Several years ago I attended a management training course. It was largely a series of scenarios throughout which you had to apply the rules of the particular branch of management methodology to which we had ascribed.
It’s been a long time since I revisited those rules but by and large I’ve adapted them to match my personality and my own beliefs as to how a technical communications team should work. They are, as I’m sure you’ve probably realised, largely based around common sense and the knowledge that you are working with professionals. If you are not you are either working for the wrong company, or you hired the wrong people.
So, how do you hire the right person?
A quick search on the internet will return many thousands of results, featuring articles, training courses, recommendations and strategies. I’m not suggesting that my approach is better or worse than any but it’s worked well for me.
My guiding principle is not to treat an interview as an interrogation. It may sound obvious but I’ve been for interviews where you get sat across a desk from three or four interviewers who take turns in asking you very specific questions. This is fine for some roles but, particularly for technical communications, removes a lot of the value of the interview.
An interview is a conversation, during which you are trying to ascertain personality fit to your corporate culture and their abilities to fulfill the requirements of the job. The latter includes how they learn, how they communicate, how they think and plan what they are writing, as well as how they deal with challenges and adversity, and if they like pizza (an important factor in any software development office!).
That said, there is a structure that I follow and which I explain to the interviewee at the beginning.
Firstly I explain that they are free to ask questions as we go along.
Then I’ll give them a quick history/overview of the company, then outline our product set. Following on from that I’ll cover the requirements for the role and then give them a tour of the building to let them see the office and the WAY we work. Whilst I could sit and explain our development processes it’s much easier to take them upstairs to the office, show them the layout and discuss with them how we do things. It also lets them see the ragamuffins they may be working with in the future.
All of that takes around 30 minutes, and a good interview will be a bit of back and forth, a bad one is me droning on opposite a nodding head. Like I said, I think of an interview as a conversation (a focussed one, granted) and I tend to talk in an informal manner to try and encourage that.
Once that is over it’s back to whichever room we started from to go over their work experience and ask a few more probing questions. Typically I’ll include a senior developer at this point, as our product is very technical and requires someone who at least understands the basics of object oriented programming, that and it’s good to get a second opinion.

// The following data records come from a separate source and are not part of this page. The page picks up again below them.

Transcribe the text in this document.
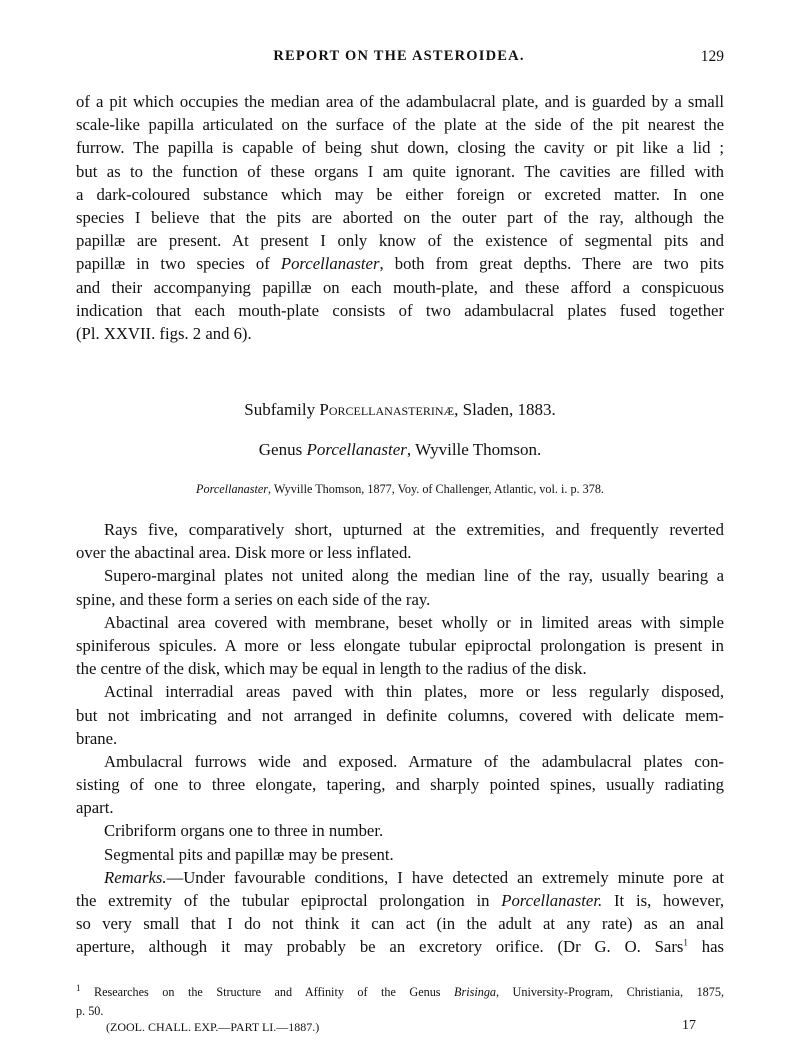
REPORT ON THE ASTEROIDEA.	129
of a pit which occupies the median area of the adambulacral plate, and is guarded by a small
scale-like papilla articulated on the surface of the plate at the side of the pit nearest the
furrow. The papilla is capable of being shut down, closing the cavity or pit like a lid ;
but as to the function of these organs I am quite ignorant. The cavities are filled with
a dark-coloured substance which may be either foreign or excreted matter. In one
species I believe that the pits are aborted on the outer part of the ray, although the
papillæ are present. At present I only know of the existence of segmental pits and
papillæ in two species of Porcellanaster, both from great depths. There are two pits
and their accompanying papillæ on each mouth-plate, and these afford a conspicuous
indication that each mouth-plate consists of two adambulacral plates fused together
(Pl. XXVII. figs. 2 and 6).
Subfamily Porcellanasterinæ, Sladen, 1883.
Genus Porcellanaster, Wyville Thomson.
Porcellanaster, Wyville Thomson, 1877, Voy. of Challenger, Atlantic, vol. i. p. 378.
Rays five, comparatively short, upturned at the extremities, and frequently reverted
over the abactinal area. Disk more or less inflated.
Supero-marginal plates not united along the median line of the ray, usually bearing a
spine, and these form a series on each side of the ray.
Abactinal area covered with membrane, beset wholly or in limited areas with simple
spiniferous spicules. A more or less elongate tubular epiproctal prolongation is present in
the centre of the disk, which may be equal in length to the radius of the disk.
Actinal interradial areas paved with thin plates, more or less regularly disposed,
but not imbricating and not arranged in definite columns, covered with delicate mem-
brane.
Ambulacral furrows wide and exposed. Armature of the adambulacral plates con-
sisting of one to three elongate, tapering, and sharply pointed spines, usually radiating
apart.
Cribriform organs one to three in number.
Segmental pits and papillæ may be present.
Remarks.—Under favourable conditions, I have detected an extremely minute pore at
the extremity of the tubular epiproctal prolongation in Porcellanaster. It is, however,
so very small that I do not think it can act (in the adult at any rate) as an anal
aperture, although it may probably be an excretory orifice. (Dr G. O. Sars$^1$ has
$^1$ Researches on the Structure and Affinity of the Genus Brisinga, University-Program, Christiania, 1875,
p. 50.
(ZOOL. CHALL. EXP.—PART LI.—1887.)	17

I do keep a list of questions to which I add when I hear a good one, and it’s not something I treat like a script, frequently (again, in a good interview) most of these will have been answered but the curveballs are good to chuck in now and again. Here are some of the ones I use most often:
- How do you identify audience types?
- What do you like best about being a technical writer?
- How do you gain knowledge of the topic at hand?
- How do you know what to write?
- Have you ever been overwhelmed by the scope of a job?
- What kind of manager are you looking to work for?
- Describe a recent piece of work?
- what went well
- what didn’t go so well
- What kind of things annoy you the most?
- How do you deal with sudden changes to your workload and scope?
- Why are you looking to move from your current employer?
- Do you feel you could have done a better job than your previous boss?
- How long will you stay with the company?
- How would you react if I told you this interview was terrible?
- Why should we hire you?
Once we get through that, a quick summary of the terms and conditions, salary expectations and so on and we’re done.
After all that, you should have a reasonable idea whether or not the candidate is worthy of working in your organisation. If you aren’t sure, or have any doubts about any aspect of a candidate then the best piece of advice I can give is not to hire them. It’ll end up costing you time and resource to overcome any issues, and no-one wants to have to do THAT type of management.
What about you? Do you conduct interviews, any tips or advice you want to share? Or perhaps you’ve got a perspective from the candidate side, had any interesting or challenging interviews recently?